Tess of the D’Urbervilles by Thomas Hardy

notes and significant passages chapters 49

Tess’ argument:

  1. “I am the same women, Angel, as you fell in love with; yes, the very same! —not the one you disliked but never saw. What was the past to me as soon as I met you? It was a dead thing altogether. I became another woman, filled full of new life from you” (Dover, 271). [chapter 48]
  1. “’It is in your own mind what you are angry at, Angel; it is not in me’” (Dover, 186). [chapter 35]

Why is Angel Clare so seemingly heartless or callous?
Why is he unable to accept Tessfully as his wife?

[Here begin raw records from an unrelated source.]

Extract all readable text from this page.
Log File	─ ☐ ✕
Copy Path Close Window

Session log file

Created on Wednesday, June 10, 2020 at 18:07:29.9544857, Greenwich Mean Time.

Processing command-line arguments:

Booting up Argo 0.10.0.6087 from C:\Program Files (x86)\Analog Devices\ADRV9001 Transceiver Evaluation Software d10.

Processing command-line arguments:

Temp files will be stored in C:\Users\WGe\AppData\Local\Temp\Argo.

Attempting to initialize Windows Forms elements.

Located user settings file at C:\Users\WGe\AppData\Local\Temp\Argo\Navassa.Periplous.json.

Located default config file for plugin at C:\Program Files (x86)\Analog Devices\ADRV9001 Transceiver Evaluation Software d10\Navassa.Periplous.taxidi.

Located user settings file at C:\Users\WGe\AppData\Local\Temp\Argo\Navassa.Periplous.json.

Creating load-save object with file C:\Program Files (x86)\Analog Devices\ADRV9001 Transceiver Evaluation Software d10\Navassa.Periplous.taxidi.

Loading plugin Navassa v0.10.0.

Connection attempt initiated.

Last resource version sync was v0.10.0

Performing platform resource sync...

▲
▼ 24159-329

  1. “’My position—is this,’ he said abruptly. ‘I though—any man would have thought—that by giving up all ambition to win a wife with social standing, with fortune, with knowledge of the world, I should secure rustic innocence as surely as I should secure pink cheeks; but—However, I am no man to reproach you, and I will not’” (Dover, 191). [chapter 36]
  1. “[Tess’ sobs] would almost have won round any man but Angel Clare. Within the remote depths of his constitution, so gentle and affectionate as he was in general, there lay hidden a hard logical deposit, like a vein of metal in a soft loam, which turned the edge of everything that attempted to traverse it. It had blocked his acceptance of the Church; it blocked his acceptance of Tess. Moreover, his affection itself was less fire than radiance, and, with regard to the other sex, when he ceased to believe he ceased to follow: contrasting in this with many impressionable natures, who remain sensuously infatuated with what they intellectually despise” (Dover, 193). [chapter 36]

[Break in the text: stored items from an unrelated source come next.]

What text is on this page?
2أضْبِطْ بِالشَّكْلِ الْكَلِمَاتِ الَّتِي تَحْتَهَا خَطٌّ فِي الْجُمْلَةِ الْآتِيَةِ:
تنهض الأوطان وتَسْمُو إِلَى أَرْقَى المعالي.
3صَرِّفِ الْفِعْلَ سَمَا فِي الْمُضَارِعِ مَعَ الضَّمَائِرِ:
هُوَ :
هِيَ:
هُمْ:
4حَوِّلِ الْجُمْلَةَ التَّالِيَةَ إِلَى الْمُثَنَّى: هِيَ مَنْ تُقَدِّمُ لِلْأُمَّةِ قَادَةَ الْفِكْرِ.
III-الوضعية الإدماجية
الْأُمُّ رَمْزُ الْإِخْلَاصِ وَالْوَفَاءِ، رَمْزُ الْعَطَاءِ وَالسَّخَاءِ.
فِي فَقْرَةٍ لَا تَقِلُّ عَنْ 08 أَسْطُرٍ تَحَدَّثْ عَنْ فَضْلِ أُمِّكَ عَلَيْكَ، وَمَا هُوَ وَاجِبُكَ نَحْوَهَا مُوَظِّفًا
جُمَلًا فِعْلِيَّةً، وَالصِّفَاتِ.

Hardy doesn’t believe that the reader should forgive Angel Clare….

  1. “This night the woman of his belittling deprecations was thinking how great and good her husband was. But over them both there hung a deeper shade than the shade which Angel Clare perceived, namely, the shade of his own limitations. With all his attempted independence of judgment this advanced and well meaning young man, a sample product of the last five–and–twenty years, was yet the slave to custom and conventionality when surprised back into his early teachings. No prophet had told him, and he was not prophet enough to tell himself, that essentially this young wife of his was as deserving of the praise of King Lemuel as any other woman endowed with the same dislike of evil, her moral value having to be reckoned not by achievement but by tendency. Moreover, the figure near at hand suffers on such occasions, because it shows up its sorriness without shade; while vague figures afar off are honoured, in that their distance makes artistic virtues of their stains. In considering what Tess was not, he overlooked what she was, and forgot that the defective can be more than the entire” (signet 267/dover 213).

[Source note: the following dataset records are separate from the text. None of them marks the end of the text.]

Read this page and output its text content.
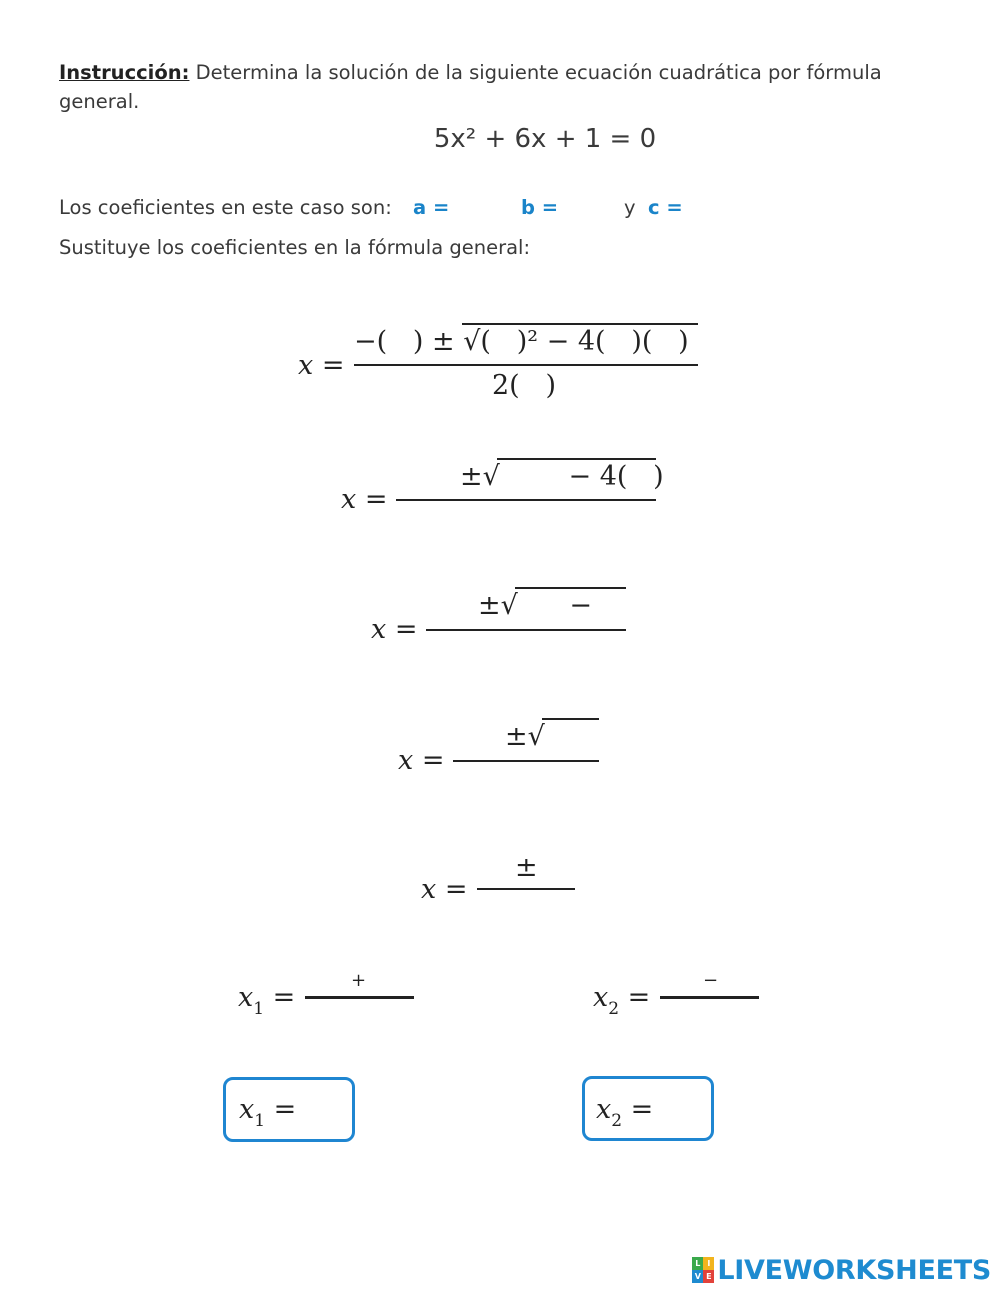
Instrucción: Determina la solución de la siguiente ecuación cuadrática por fórmula general.
5x² + 6x + 1 = 0
Los coeficientes en este caso son: a =	b =	y c =
Sustituye los coeficientes en la fórmula general:
x =
−(   ) ± √(   )² − 4(   )(   )
2(   )
x =
±√        − 4(   )
x =
±√      −
x =
±√
x =
±
$x_1$ =
+
$x_2$ =
−
$x_1$ =	$x_2$ =
L I
V E LIVEWORKSHEETS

Angel Clare thinks some deep thoughts in Brazil.

  1. “During this time of absence he had mentally aged a dozen years. What arrested him now as of value in life was less its beauty than its pathos. Having long discredited the old systems of mysticism, he now began to discredit the old appraisements of morality. He thought they wanted readjusting. Who was the moral man? Still more pertinently, who was the moral woman? The beauty or ugliness of a character lay not only in its achievements, but in its aims and impulses; its true history lay, not among things done, but among things willed.
    How, then, about Tess?
    Viewing her in these lights, a regret for his hasty judgment began to oppress him. Did he reject her eternally, or did he not? He could no longer say that he would always reject her, and not to say that was in spirit to accept her now” (dover, 274).

Trapped.

  1. “Tess was reflecting on the position of the household, in which she perceived her own evil influence. Had she not come home her mother and the children might probably have been allowed to stay on as weekly tenants. But she had been observed almost immediately on her return by some people of scrupulous character and great influence: they had seen her idling in the churchyard, restoring as well as she could with a little trowel a baby's obliterated grave. By this means they had found that she was living here again; her mother was scolded for ‘harbouring’ her; sharp retorts had ensued from Joan, who had independently offered to leave at once; she had been taken at her word; and here was the result” (dover, 285).
  1. “’Now why not come to my garden-house at Trantridge? There are hardly any poultry now, since my mother's death; but there's the house, as you know it, and the garden. It can be whitewashed in a day, and your mother can live there quite comfortably; and I will put the children to a good school. Really I ought to do something for you!’” (dover, 286).
  1. “Tess gazed desperately at the pile of furniture. The cold sunlight of this spring evening peered invidiously upon the crocks and kettles, upon the bunches of dried herbs shivering in the breeze, upon the brass handles of the dresser, upon the wicker-cradle they had all been rocked in, and upon the well-rubbed clock-case, all of which gave out the reproachful gleam of indoor articles abandoned to the vicissitudes of a roofless exposure for which they were never made” (dover, 292).
  1. “When he was gone, she bent down upon the entrance to the vaults and said, ‘Why am I on the wrong side of this door?’” (dover, 294).